As corporations and government bureaucracies become more complex than ever before, the accounts of whistleblowers on the inside are more important than ever in holding individuals, government agencies, and business entities accountable.
A quick search of recent news headlines demonstrates the crucial role that whistleblowers play, resulting in the following stories:
- National Whistleblower Center Requests Bank of England Withdraw ‘Deleterious’ Whistleblower Report (Source: The National Whistleblower Legal Defense & Education Fund)
- Senator Grassley Reminds FBI Agents of Their Whistleblower Rights (Source: The National Whistleblower Legal Defense & Education Fund)
- $1.4 Million Whistleblower Lawsuit Alleges Retaliation by Turner Police Chief (Source: Statesman Journal)

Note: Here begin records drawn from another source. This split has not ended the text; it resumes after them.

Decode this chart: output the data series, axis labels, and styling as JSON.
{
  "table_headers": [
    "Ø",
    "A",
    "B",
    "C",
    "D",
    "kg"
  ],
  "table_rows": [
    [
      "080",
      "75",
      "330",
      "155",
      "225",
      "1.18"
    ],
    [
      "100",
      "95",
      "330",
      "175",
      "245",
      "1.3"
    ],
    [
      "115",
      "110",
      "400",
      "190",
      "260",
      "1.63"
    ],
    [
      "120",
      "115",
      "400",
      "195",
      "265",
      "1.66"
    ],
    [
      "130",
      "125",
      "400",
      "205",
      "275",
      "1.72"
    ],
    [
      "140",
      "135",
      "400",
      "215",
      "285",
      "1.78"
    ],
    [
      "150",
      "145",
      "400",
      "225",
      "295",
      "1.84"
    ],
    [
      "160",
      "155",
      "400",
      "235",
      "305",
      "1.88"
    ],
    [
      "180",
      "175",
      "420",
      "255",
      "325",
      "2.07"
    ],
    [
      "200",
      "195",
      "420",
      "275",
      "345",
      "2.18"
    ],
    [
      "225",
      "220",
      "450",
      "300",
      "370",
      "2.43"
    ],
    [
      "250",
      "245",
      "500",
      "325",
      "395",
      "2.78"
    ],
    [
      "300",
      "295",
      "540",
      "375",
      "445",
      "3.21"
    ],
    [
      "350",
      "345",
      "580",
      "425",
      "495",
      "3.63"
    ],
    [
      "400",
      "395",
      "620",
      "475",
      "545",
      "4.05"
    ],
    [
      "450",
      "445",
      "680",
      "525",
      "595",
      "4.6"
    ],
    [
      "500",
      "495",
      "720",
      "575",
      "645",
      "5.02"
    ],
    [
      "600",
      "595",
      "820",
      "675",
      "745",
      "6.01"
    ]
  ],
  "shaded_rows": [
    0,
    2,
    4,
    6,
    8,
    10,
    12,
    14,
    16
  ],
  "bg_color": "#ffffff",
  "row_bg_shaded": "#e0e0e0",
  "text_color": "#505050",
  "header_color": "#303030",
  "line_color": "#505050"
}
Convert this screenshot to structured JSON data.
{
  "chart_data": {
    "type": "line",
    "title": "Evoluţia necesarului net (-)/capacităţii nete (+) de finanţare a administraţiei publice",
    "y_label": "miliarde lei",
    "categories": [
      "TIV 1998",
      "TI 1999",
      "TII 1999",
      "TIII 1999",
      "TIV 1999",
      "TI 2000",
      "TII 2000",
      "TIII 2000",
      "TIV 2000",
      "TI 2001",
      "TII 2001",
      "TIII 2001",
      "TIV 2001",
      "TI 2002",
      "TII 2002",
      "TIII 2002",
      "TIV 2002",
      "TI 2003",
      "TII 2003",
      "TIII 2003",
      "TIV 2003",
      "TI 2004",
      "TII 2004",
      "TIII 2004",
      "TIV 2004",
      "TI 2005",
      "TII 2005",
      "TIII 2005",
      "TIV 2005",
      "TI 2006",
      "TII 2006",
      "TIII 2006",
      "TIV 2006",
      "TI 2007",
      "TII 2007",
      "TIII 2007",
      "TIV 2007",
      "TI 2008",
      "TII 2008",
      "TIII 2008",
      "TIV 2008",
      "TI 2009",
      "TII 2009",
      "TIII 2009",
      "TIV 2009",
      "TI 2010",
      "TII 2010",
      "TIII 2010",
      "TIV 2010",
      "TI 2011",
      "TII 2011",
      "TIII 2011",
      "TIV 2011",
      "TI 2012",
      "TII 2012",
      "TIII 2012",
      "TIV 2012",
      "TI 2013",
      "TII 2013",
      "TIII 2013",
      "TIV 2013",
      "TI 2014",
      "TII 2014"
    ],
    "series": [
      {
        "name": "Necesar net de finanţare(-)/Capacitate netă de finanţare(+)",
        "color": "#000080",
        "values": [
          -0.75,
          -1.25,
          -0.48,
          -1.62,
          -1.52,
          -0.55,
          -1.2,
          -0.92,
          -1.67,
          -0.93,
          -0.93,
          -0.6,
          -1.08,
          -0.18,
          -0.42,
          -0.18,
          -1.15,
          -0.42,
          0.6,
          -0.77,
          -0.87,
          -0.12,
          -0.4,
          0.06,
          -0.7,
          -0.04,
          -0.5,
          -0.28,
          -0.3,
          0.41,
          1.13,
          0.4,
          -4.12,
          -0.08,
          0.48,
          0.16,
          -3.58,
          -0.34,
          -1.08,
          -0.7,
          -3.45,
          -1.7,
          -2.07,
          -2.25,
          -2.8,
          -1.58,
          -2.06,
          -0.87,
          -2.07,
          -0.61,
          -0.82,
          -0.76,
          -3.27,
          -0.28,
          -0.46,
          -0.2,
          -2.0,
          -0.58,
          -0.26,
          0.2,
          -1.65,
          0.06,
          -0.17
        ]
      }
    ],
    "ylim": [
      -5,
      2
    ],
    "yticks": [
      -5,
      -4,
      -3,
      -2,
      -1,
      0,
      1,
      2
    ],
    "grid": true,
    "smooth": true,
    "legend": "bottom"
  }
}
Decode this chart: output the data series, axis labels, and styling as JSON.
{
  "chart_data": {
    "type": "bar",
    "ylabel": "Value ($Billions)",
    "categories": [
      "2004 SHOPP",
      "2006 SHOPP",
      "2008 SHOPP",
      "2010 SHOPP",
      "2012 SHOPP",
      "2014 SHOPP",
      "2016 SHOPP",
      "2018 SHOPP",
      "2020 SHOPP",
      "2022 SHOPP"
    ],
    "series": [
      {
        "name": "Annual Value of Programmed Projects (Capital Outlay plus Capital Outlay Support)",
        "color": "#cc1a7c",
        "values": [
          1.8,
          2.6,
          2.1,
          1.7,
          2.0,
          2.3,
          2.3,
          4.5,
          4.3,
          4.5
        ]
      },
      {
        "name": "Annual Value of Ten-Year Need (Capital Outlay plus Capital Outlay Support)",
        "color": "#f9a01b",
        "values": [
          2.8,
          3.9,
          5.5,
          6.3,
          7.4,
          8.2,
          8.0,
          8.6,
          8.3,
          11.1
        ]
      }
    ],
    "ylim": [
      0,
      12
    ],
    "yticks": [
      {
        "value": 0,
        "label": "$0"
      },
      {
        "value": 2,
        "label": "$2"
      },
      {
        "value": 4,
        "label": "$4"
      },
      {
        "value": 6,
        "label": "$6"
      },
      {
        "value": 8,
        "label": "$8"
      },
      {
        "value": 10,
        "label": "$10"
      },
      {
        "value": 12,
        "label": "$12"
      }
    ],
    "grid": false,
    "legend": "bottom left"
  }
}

While information from whistleblowers plays a crucial role, being a whistleblower is not without risk. Employees often face retaliation from employers and even lose their job because of coming forward and doing the right thing. Examples include:
- Reporting workplace safety violations
- Refusing to participate in illegal activity
- Encouraging superiors to comply with regulations
- Reporting illegal behavior of colleagues or superiors
Being terminated in retaliation for reporting illegal or unethical behavior is illegal, as whistleblowers enjoy strong protection under State and Federal law. However, pursuing those rights can seem daunting. Having the representation of an experienced employment law attorney is a crucial factor in obtaining a favorable outcome.